The whole thing is surprisingly simple. There are ten locations, half of them “known” and the others just a little farther out of reach. Each round the survivors select one card apiece, then the alien lays down a plastic chip or three to determine where it will hunt or fire off some special abilities. Cue a bunch of tearing noises, screams that are suddenly cut short, and maybe some swears.
That’s a reductive explanation, of course, and doesn’t quite cut to the heart of what makes Not Alone go from a compact filler game to a rather good bluffs-and-stealth romp. That’s because a lot of this game’s magic comes down to the locations themselves. At the outset, the survivors almost have free reign of the nearby destinations. There’s the beach where you can (slowly) boost your signal to call down a rescue ship a little earlier, the rover that lets you branch out and take one of the more distant locales into your hand, or exotic spots like the versatile river and alien’s lair, which can help out when you’re feeling cornered.

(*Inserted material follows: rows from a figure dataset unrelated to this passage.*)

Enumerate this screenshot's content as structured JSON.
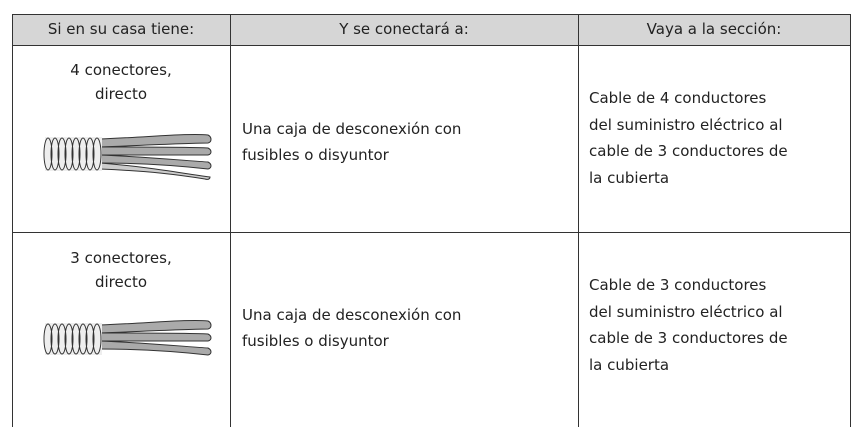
{
  "table": {
    "header": [
      "Si en su casa tiene:",
      "Y se conectará a:",
      "Vaya a la sección:"
    ],
    "rows": [
      [
        [
          "4 conectores,",
          "directo"
        ],
        [
          "Una caja de desconexión con",
          "fusibles o disyuntor"
        ],
        [
          "Cable de 4 conductores",
          "del suministro eléctrico al",
          "cable de 3 conductores de",
          "la cubierta"
        ]
      ],
      [
        [
          "3 conectores,",
          "directo"
        ],
        [
          "Una caja de desconexión con",
          "fusibles o disyuntor"
        ],
        [
          "Cable de 3 conductores",
          "del suministro eléctrico al",
          "cable de 3 conductores de",
          "la cubierta"
        ]
      ]
    ]
  }
}
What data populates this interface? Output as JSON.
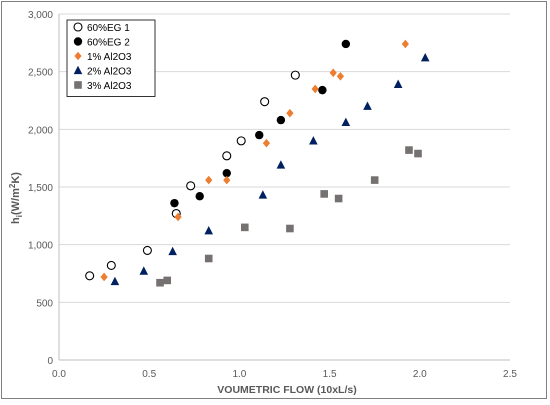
{
  "chart_data": {
    "type": "scatter",
    "title": "",
    "xlabel": "VOUMETRIC FLOW (10xL/s)",
    "ylabel_main": "h",
    "ylabel_sub": "i",
    "ylabel_unit_open": "(W/m",
    "ylabel_unit_sup": "2",
    "ylabel_unit_close": "K)",
    "xlim": [
      0.0,
      2.5
    ],
    "ylim": [
      0,
      3000
    ],
    "x_ticks": [
      "0.0",
      "0.5",
      "1.0",
      "1.5",
      "2.0",
      "2.5"
    ],
    "y_ticks": [
      "0",
      "500",
      "1,000",
      "1,500",
      "2,000",
      "2,500",
      "3,000"
    ],
    "grid": "horizontal",
    "legend_position": "top-left",
    "series": [
      {
        "name": "60%EG 1",
        "marker": "circle-open",
        "color": "#000000",
        "x": [
          0.17,
          0.29,
          0.49,
          0.65,
          0.73,
          0.93,
          1.01,
          1.14,
          1.31
        ],
        "y": [
          730,
          820,
          950,
          1270,
          1510,
          1770,
          1900,
          2240,
          2470
        ]
      },
      {
        "name": "60%EG 2",
        "marker": "circle",
        "color": "#000000",
        "x": [
          0.64,
          0.78,
          0.93,
          1.11,
          1.23,
          1.46,
          1.59
        ],
        "y": [
          1360,
          1420,
          1620,
          1950,
          2080,
          2340,
          2740
        ]
      },
      {
        "name": "1% Al2O3",
        "marker": "diamond",
        "color": "#ED7D31",
        "x": [
          0.25,
          0.66,
          0.83,
          0.93,
          1.15,
          1.28,
          1.42,
          1.52,
          1.56,
          1.92
        ],
        "y": [
          720,
          1240,
          1560,
          1560,
          1880,
          2140,
          2350,
          2490,
          2460,
          2740
        ]
      },
      {
        "name": "2% Al2O3",
        "marker": "triangle",
        "color": "#002060",
        "x": [
          0.31,
          0.47,
          0.63,
          0.83,
          1.13,
          1.23,
          1.41,
          1.59,
          1.71,
          1.88,
          2.03
        ],
        "y": [
          680,
          770,
          940,
          1120,
          1430,
          1690,
          1900,
          2060,
          2200,
          2390,
          2620
        ]
      },
      {
        "name": "3% Al2O3",
        "marker": "square",
        "color": "#767171",
        "x": [
          0.56,
          0.6,
          0.83,
          1.03,
          1.28,
          1.47,
          1.55,
          1.75,
          1.94,
          1.99
        ],
        "y": [
          670,
          690,
          880,
          1150,
          1140,
          1440,
          1400,
          1560,
          1820,
          1790
        ]
      }
    ]
  }
}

Not only are the locations varied, they’re also carefully tuned. The beach seems powerful until you realize it takes two full turns to do anything there. The monster might love camping the rover, but taking a risk on the lair will let you use an occupied card anyway, albeit with a steep penalty for getting caught. And that’s before we even branch into the other destinations. Then the game opens up, doling out survival cards at the shelter or source, letting you send a distress call from the wreck, or bend time at the artefact.
The alien has plenty of say in the matter, of course. For one thing, all communication is public, so you can chat about beachfront vacations all you like as long as you’re cool with a carnivorous monster eavesdropping. More than that, Not Alone pulls the gamey but worthwhile trick of using up your location cards until you restock them, whether by exerting some of your precious will tokens or visiting a spot like the jungle or swamp. Why? In thematic terms there’s scant explanation. In mechanical terms, because it works like a charm, increasing the alien’s knowledge as everybody else’s options wane. It lends a sense of paranoia to every play, wondering if your pursuer has caught your scent and is closing in that very turn.
Not that getting caught will kill you off, thankfully. The hardiness of your crew is somewhat abstracted, with each trapped survivor nudging the alien’s “I Ate Everything” token toward the finish line a little faster than your distress signal can break through. You’ll lose some time, will, and help a horrifying creature hybridize you and everyone you love into its alien ecosystem, but otherwise getting caught is merely a setback. Which is frankly a relief, because sometimes Not Alone descends into the he-knows-that-I-know-that-he-knows routine that far too often dominates games featuring this sort of guesswork. Outmaneuvering a pesky survivor or sidestepping the creature feels great; making random guesses feels more like playing the first dozen rounds of a children’s tile-matching game.
Then again, both sides sport a multitude of ways to manipulate the proceedings, and this can sandpaper some of the game’s rougher moments. The alien employs toxins that force extra cards out of survivors’ hands, temporarily wrecks locations, and tosses extra chips onto the board. Occasionally, the survivors will fight back with cards of their own, whether by amplifying the signal on the beach or sending the monster down the wrong path entirely. It’s enough to rob every move of its last tatter of certainty without really adding any rules overhead. Double the paranoia for half the fuss.
Which is fantastic, because despite its occasional clueless nature Not Alone is a formidable filler. Clocking in at maybe half an hour at most, it’s exactly the sort of game that wraps up — probably with the survivors suffering a gory death and the alien going into a sugar coma — only for someone to chime in that, hey, it’s their turn for a snack.
A snack. That’s the phrase that encapsulates Not Alone. It’s quick, simple, and not too filling. It just also happens to be a snack that might cause hypertension.